Rise of the gray cardinals
Most people criticize the Ukrainian system as oligarchic, but the main usurpers of rents are no longer the old oligarchs, who have all lost a lot of money since 2013. The recent winners are the gray cardinals who sit in parliament, from where they control state companies, which they tap for money. With this money, they finance their party colleagues and enrich themselves. Politics is their business, and several of them have never owned or run companies.
The oligarchs were bred under the government of acting Prime Minister Yukhim Zviahilskiy in 1993–94. The early oligarchs were Hrihoriy Surkis, Viktor Medvedchuk and Ihor Bakai, all gas traders, and the metal trader Zviahilskiy. They all dwindled after 2000 when Ukraine’s big businessmen focused on production of raw materials rather than trade.

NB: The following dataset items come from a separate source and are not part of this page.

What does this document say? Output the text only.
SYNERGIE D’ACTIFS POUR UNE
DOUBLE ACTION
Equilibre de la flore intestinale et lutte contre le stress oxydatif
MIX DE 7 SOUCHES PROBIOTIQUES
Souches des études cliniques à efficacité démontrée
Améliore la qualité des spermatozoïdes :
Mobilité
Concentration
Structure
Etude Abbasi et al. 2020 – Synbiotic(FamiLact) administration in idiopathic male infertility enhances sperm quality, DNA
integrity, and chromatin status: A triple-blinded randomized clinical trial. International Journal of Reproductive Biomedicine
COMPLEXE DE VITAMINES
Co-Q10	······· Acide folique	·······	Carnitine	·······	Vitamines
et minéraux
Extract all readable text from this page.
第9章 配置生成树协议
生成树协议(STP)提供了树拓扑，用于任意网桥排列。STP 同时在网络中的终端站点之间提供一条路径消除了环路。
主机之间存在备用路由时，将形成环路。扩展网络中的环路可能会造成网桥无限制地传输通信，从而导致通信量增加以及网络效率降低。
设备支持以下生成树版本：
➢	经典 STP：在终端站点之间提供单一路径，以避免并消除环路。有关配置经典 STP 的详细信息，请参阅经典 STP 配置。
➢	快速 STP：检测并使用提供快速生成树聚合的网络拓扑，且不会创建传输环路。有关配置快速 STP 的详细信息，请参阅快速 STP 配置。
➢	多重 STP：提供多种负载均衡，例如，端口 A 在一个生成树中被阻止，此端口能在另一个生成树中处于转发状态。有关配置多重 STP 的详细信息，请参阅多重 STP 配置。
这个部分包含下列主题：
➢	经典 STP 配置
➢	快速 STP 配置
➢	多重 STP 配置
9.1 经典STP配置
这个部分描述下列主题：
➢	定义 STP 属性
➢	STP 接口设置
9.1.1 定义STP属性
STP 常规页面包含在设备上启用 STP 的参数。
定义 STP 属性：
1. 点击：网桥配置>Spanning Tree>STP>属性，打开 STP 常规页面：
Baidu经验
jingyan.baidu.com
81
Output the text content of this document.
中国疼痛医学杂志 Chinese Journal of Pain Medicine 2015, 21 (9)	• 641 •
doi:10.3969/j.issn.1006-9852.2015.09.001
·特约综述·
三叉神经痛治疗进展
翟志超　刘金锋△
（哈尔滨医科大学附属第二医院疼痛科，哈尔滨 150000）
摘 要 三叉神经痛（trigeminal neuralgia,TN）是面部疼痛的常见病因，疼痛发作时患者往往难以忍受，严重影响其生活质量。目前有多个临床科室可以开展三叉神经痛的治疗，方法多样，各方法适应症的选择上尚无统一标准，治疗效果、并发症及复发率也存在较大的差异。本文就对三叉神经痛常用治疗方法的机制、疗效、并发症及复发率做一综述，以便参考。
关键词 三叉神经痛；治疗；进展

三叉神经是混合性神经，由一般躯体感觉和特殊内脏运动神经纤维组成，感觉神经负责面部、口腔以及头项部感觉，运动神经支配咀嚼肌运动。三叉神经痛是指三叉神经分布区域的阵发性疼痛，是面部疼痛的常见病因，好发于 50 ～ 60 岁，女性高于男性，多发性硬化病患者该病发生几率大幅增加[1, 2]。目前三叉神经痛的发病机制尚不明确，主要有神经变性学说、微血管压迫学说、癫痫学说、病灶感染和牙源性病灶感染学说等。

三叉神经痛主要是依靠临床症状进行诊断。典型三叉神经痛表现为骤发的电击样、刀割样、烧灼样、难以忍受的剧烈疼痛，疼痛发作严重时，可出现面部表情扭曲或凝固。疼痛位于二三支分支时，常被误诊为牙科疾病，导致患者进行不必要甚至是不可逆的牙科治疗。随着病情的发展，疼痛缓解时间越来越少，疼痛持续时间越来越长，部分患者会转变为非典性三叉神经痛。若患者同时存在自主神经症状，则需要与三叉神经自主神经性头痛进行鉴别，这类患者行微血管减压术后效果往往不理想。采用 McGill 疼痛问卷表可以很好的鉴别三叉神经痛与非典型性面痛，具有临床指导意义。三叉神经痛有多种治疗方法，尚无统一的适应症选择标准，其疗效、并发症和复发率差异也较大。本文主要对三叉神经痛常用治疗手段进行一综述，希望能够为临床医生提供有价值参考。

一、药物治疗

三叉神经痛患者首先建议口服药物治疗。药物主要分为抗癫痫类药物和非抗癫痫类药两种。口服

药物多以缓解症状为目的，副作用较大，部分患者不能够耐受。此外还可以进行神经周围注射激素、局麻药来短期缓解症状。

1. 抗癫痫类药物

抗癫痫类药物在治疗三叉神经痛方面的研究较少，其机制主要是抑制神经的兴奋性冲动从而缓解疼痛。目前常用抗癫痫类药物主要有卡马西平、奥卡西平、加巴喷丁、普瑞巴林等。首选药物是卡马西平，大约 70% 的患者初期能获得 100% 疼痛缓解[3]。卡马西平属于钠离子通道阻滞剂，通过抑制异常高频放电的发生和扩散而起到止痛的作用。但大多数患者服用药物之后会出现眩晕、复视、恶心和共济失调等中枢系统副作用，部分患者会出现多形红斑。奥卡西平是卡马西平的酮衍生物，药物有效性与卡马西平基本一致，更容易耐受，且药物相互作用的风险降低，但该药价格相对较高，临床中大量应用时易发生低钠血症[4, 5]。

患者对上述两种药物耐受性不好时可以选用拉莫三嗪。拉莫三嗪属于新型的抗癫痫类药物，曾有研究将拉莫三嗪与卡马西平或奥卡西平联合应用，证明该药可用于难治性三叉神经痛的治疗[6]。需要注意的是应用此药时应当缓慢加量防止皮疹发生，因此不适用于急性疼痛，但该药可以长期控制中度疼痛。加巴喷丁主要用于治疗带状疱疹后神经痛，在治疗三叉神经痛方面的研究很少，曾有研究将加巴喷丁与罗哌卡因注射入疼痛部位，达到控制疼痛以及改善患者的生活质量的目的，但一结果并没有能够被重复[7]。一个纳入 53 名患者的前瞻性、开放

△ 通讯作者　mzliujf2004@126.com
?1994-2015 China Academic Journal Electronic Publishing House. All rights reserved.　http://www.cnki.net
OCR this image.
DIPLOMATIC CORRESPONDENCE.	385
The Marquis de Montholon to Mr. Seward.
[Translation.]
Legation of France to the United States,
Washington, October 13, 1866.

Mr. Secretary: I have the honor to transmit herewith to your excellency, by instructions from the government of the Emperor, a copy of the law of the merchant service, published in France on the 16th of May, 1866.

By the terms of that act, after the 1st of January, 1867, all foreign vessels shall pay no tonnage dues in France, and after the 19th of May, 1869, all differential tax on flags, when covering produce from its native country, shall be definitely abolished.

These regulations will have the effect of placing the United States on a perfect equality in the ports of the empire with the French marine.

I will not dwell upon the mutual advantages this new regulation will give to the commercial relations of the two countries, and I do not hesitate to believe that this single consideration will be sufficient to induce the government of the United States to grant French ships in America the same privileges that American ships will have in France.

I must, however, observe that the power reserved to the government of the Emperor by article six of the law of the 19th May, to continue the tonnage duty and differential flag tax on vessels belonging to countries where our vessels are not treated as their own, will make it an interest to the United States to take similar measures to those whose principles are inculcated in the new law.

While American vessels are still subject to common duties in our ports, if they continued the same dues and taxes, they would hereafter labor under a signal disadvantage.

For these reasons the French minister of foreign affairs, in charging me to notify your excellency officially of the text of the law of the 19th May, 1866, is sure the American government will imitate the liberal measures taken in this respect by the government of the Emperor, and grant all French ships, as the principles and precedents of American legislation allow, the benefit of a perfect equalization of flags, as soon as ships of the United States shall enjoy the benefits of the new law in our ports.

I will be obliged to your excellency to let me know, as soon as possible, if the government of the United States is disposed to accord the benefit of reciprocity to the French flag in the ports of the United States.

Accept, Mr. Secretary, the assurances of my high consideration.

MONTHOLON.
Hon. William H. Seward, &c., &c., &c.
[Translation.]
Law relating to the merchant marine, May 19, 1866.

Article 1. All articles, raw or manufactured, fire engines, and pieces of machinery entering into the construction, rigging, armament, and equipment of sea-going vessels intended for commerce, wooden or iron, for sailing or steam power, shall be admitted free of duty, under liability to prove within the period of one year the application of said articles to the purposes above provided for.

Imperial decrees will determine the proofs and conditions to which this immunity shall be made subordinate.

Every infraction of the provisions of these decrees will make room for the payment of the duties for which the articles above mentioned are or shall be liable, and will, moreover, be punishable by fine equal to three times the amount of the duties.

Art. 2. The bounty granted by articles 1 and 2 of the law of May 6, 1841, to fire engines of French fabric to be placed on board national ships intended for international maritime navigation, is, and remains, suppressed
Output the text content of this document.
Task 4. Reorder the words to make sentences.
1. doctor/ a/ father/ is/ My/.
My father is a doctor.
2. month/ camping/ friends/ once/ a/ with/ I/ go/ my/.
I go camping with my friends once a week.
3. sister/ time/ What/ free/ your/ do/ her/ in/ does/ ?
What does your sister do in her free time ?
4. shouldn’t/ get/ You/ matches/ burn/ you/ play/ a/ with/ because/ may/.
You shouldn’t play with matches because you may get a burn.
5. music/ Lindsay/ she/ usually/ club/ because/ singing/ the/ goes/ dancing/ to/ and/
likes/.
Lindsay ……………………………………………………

Today, the commodity boom is long passed. The raw material oligarchs have lost much of their wealth and standing. Their strength was government relations and raw materials extraction rather than innovative production. Some may survive; others have already faded away. The best cure against oligarchy is open markets and a strong, independent court system, which would reduce the importance of government relations for maintaining property rights. Fortunately, Ukraine’s policymakers are well aware of the key problems and impressive attempts at reform are apparent on all the main fronts. This will be a big battle. Let us hope they succeed!
Anders Åslund is a senior fellow at the Atlantic Council in Washington and author of the book “Ukraine: What Went Wrong and How to Fix It.”